Better to know what you're talking about than making broad, sweeping statements that don't hold water, let alone oil.
https://money.cnn.com/2016/07/05/investing/us-untapped-oil/index.html : "All told, the world has 2.1 trillion barrels of
untapped oil, or 70 times the current global annual
production rate, Rystad estimates. ... That's a big deal given the fact global
oil demand continues to grow, even in today's sluggish economy."
That quoted 2.1T barrels is just what we know about. As Mark Twain once said, "It ain't what you don't know that gets you into trouble; it's what you know for sure that just ain't so."
M. King Hubbert, a Shell Oil geologist who likely never read Twain, predicted in the 50s that we would exhaust our oil reserve by the 70s. He was dead wrong, and he is also dead, period. Yes, oil/nat gas/coal take millions of years to produce, but that does not mean the process has been going on merely millions of years. The Earth is over 4 billion years old. That's 4,000 million years. And, once begun, the process of making continues, unabated for as long as there are living organisms on earth to make the stuff.
Your 8th grade experience notwithstanding, you were duped by an agenda that continues to this day. Teachers are not gods, and most of academia is led by the nose without applying much critical thinking to what they are taught and vomit to you.

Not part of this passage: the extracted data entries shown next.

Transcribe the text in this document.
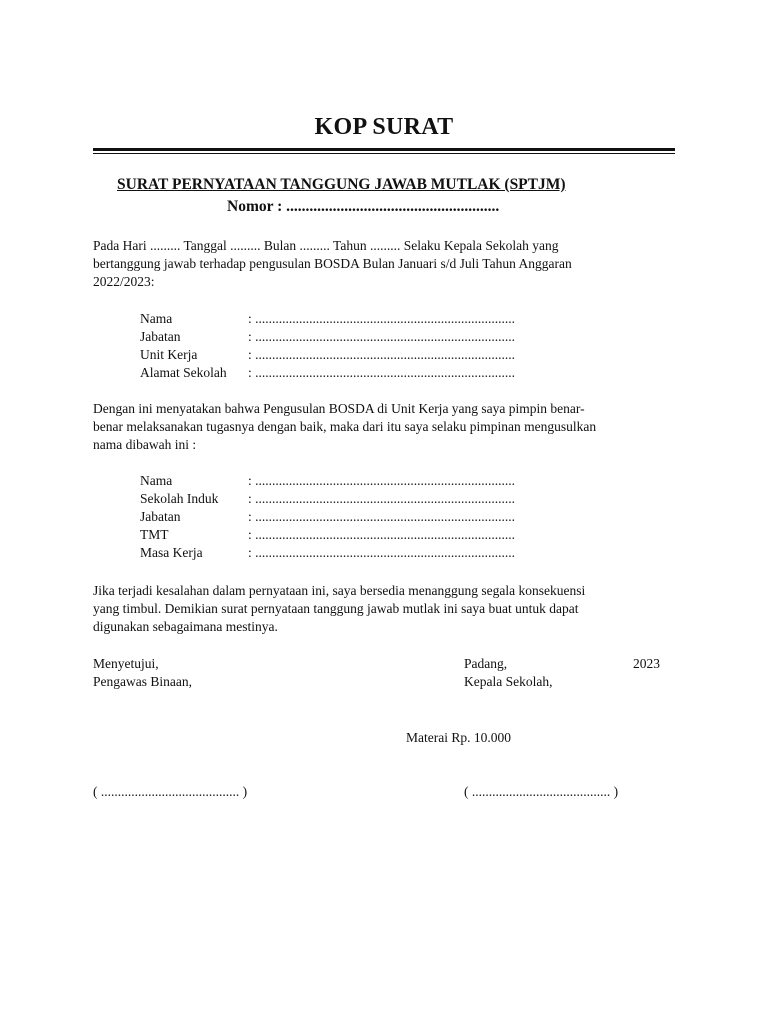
KOP SURAT
SURAT PERNYATAAN TANGGUNG JAWAB MUTLAK (SPTJM)
Nomor : .......................................................
Pada Hari ......... Tanggal ......... Bulan ......... Tahun ......... Selaku Kepala Sekolah yang
bertanggung jawab terhadap pengusulan BOSDA Bulan Januari s/d Juli Tahun Anggaran
2022/2023:
Nama	: .............................................................................
Jabatan	: .............................................................................
Unit Kerja	: .............................................................................
Alamat Sekolah : .............................................................................
Dengan ini menyatakan bahwa Pengusulan BOSDA di Unit Kerja yang saya pimpin benar-
benar melaksanakan tugasnya dengan baik, maka dari itu saya selaku pimpinan mengusulkan
nama dibawah ini :
Nama	: .............................................................................
Sekolah Induk : .............................................................................
Jabatan	: .............................................................................
TMT	: .............................................................................
Masa Kerja	: .............................................................................
Jika terjadi kesalahan dalam pernyataan ini, saya bersedia menanggung segala konsekuensi
yang timbul. Demikian surat pernyataan tanggung jawab mutlak ini saya buat untuk dapat
digunakan sebagaimana mestinya.
Menyetujui,
Pengawas Binaan,
Padang,	2023
Kepala Sekolah,
Materai Rp. 10.000
( ......................................... )	( ......................................... )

The same problem occurred with teaching you about over-population. We do not have an over-population problem, we have a resource [including food and water] distribution problem that is fed mostly by greed. Why aren't we using more agricultural land to actually grow crops [we use about 14% of available land, worldwide, for that purpose]? Why aren't we desalinating ocean water? It's a grammar school tech level. Why haven't we built aqueducts from the confluence of the Mississippi and Missouri Rivers toward the southwest of the U.S. to provide water there, and to lessen the flooding further south? Why am I limited, by law, in my state, to having a fresh water cistern of underground storage of only 2,500 gallons [which I have], when I could triple and quadruple that storage amount, and more? Greed, my friend, is your problem, not over-population. There are resources in abundance available to us, even in a greater population, but politics trumps science.